Roland Dorgelès, [The Phony War], 1957[2]

The whole art of Sherlock Holmes resides in the observation, interpretation and combination of clues, S. Deduction. The clue is a trace of the action from which a modus operandi can be inferred. If the window panes have been shattered into pieces, and these are found lying inside the drawers which have been torn from the cupboards and thrown onto the room, then we can be sure that the room was first ransacked and the windows were then fractured to give the false impression that the window had been broken to enable entry into the room. So, they entered the room through the door; so they had a key. Who has the keys?

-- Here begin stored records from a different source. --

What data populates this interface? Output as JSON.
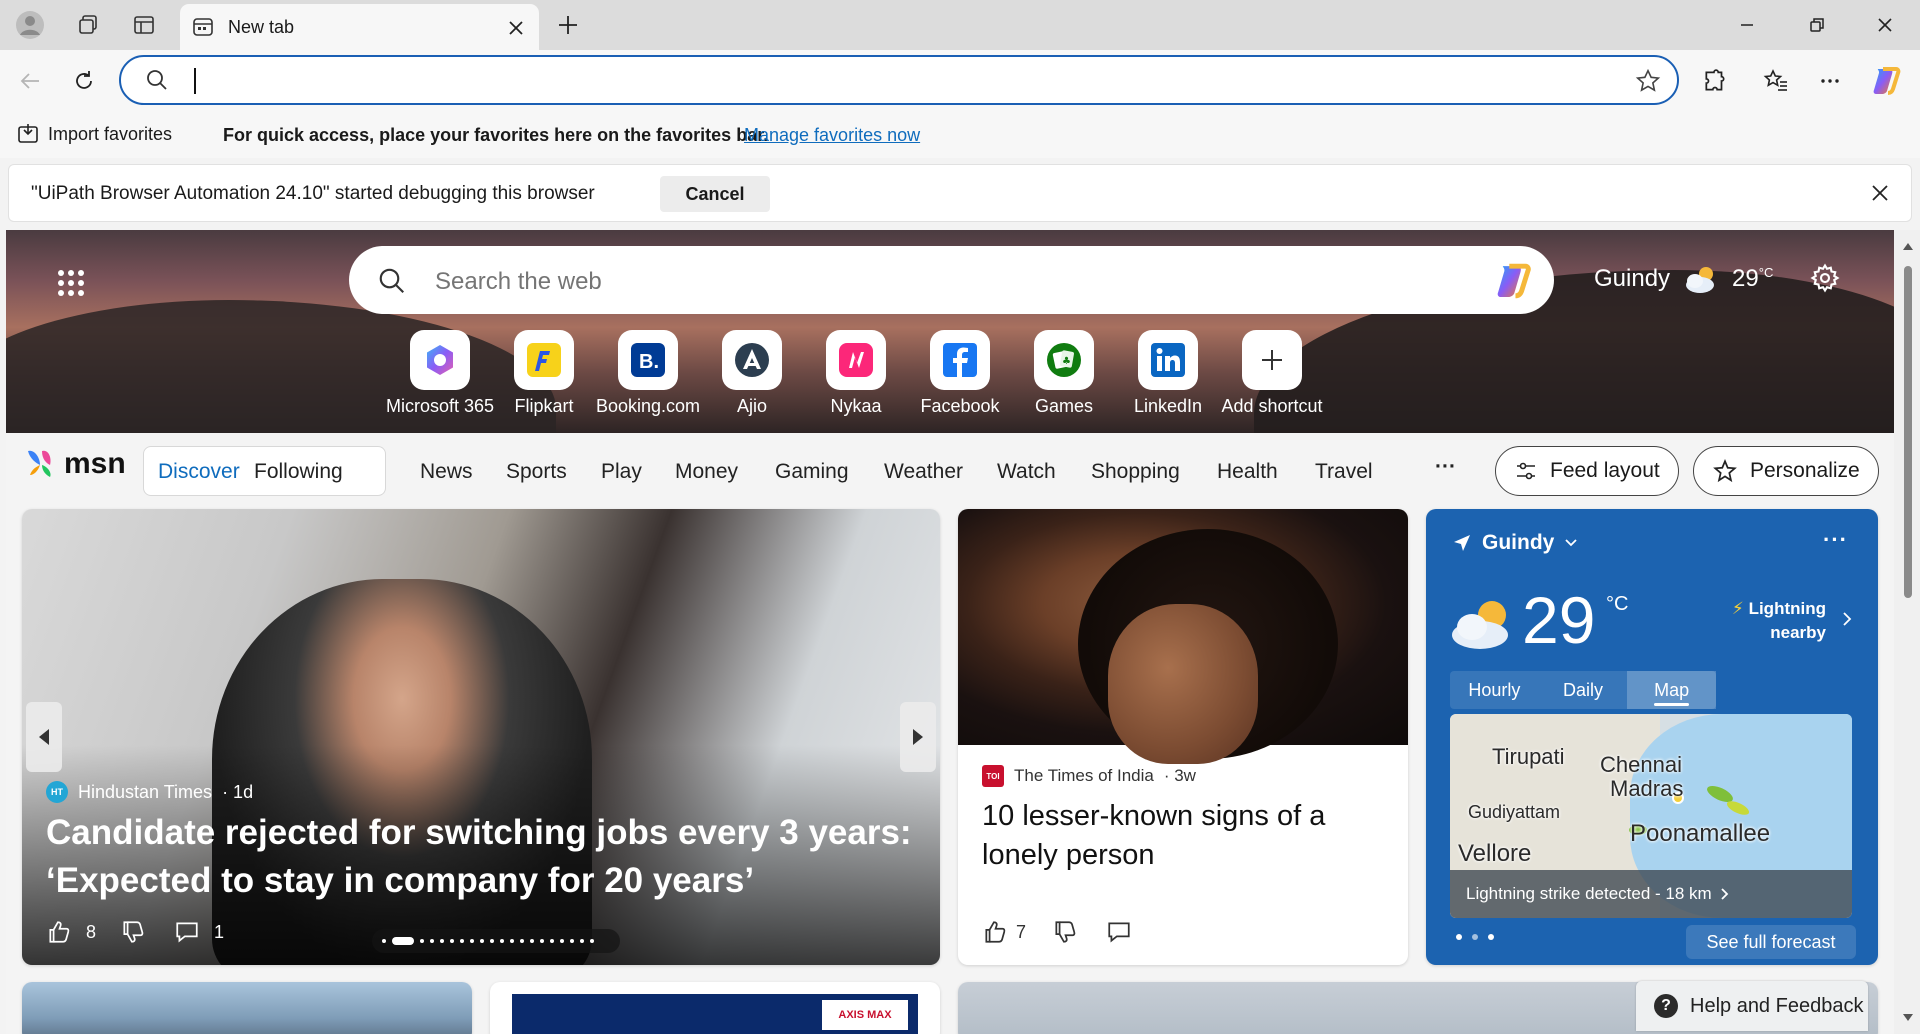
{
  "browser": {
    "tab_title": "New tab",
    "address_value": "",
    "address_placeholder": ""
  },
  "favorites_bar": {
    "import_label": "Import favorites",
    "message": "For quick access, place your favorites here on the favorites bar.",
    "manage_link": "Manage favorites now"
  },
  "infobar": {
    "message": "\"UiPath Browser Automation 24.10\" started debugging this browser",
    "cancel_label": "Cancel"
  },
  "hero": {
    "search_placeholder": "Search the web",
    "location": "Guindy",
    "temperature": "29",
    "temperature_unit": "°C"
  },
  "shortcuts": [
    {
      "label": "Microsoft 365",
      "icon": "microsoft-365-icon",
      "color": "#7b5cf5"
    },
    {
      "label": "Flipkart",
      "icon": "flipkart-icon",
      "color": "#f7d21a"
    },
    {
      "label": "Booking.com",
      "icon": "booking-icon",
      "color": "#003b95"
    },
    {
      "label": "Ajio",
      "icon": "ajio-icon",
      "color": "#2c3e50"
    },
    {
      "label": "Nykaa",
      "icon": "nykaa-icon",
      "color": "#fc2779"
    },
    {
      "label": "Facebook",
      "icon": "facebook-icon",
      "color": "#1877f2"
    },
    {
      "label": "Games",
      "icon": "games-icon",
      "color": "#107c10"
    },
    {
      "label": "LinkedIn",
      "icon": "linkedin-icon",
      "color": "#0a66c2"
    },
    {
      "label": "Add shortcut",
      "icon": "plus-icon",
      "color": "#333333"
    }
  ],
  "msn": {
    "logo_text": "msn",
    "pills": [
      "Discover",
      "Following"
    ],
    "nav": [
      "News",
      "Sports",
      "Play",
      "Money",
      "Gaming",
      "Weather",
      "Watch",
      "Shopping",
      "Health",
      "Travel"
    ],
    "more": "···",
    "feed_layout": "Feed layout",
    "personalize": "Personalize"
  },
  "main_story": {
    "source": "Hindustan Times",
    "source_badge": "HT",
    "age": "· 1d",
    "title": "Candidate rejected for switching jobs every 3 years: ‘Expected to stay in company for 20 years’",
    "likes": "8",
    "comments": "1"
  },
  "news_story": {
    "source": "The Times of India",
    "source_badge": "TOI",
    "age": "· 3w",
    "title": "10 lesser-known signs of a lonely person",
    "likes": "7"
  },
  "weather": {
    "location": "Guindy",
    "temperature": "29",
    "unit": "°C",
    "alert_line1": "Lightning",
    "alert_line2": "nearby",
    "tabs": [
      "Hourly",
      "Daily",
      "Map"
    ],
    "active_tab": "Map",
    "map_labels": [
      "Tirupati",
      "Chennai",
      "Madras",
      "Gudiyattam",
      "Poonamallee",
      "Vellore"
    ],
    "map_footer": "Lightning strike detected - 18 km",
    "see_forecast": "See full forecast",
    "more": "···"
  },
  "help": {
    "label": "Help and Feedback",
    "icon_glyph": "?"
  },
  "colors": {
    "accent": "#0f6cbd",
    "omnibox_border": "#1a5fb4",
    "weather_card": "#1c63b0"
  }
}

Certain individuals exploit and investigate clues is a professional capacity. Sign-based arguments are field-dependent. On the basis of a clue, the detective knows how to reconstruct the scenario of a crime; the historian knows how to judge the authenticity of a document; the archeologist knows how to reconstruct the city map, the paleontologist knows how to determine the age of the skeleton (Ginzburg 1999). The informed reasoning of these professionals should be considered to be exemplary of practice-oriented argumentation studies.

[1] (08-31-2017)
[2] Roland Dorgelès, La Drôle de Guerre 1939-1940. Paris: Albin Michel, 1957, p. 9; p. 194.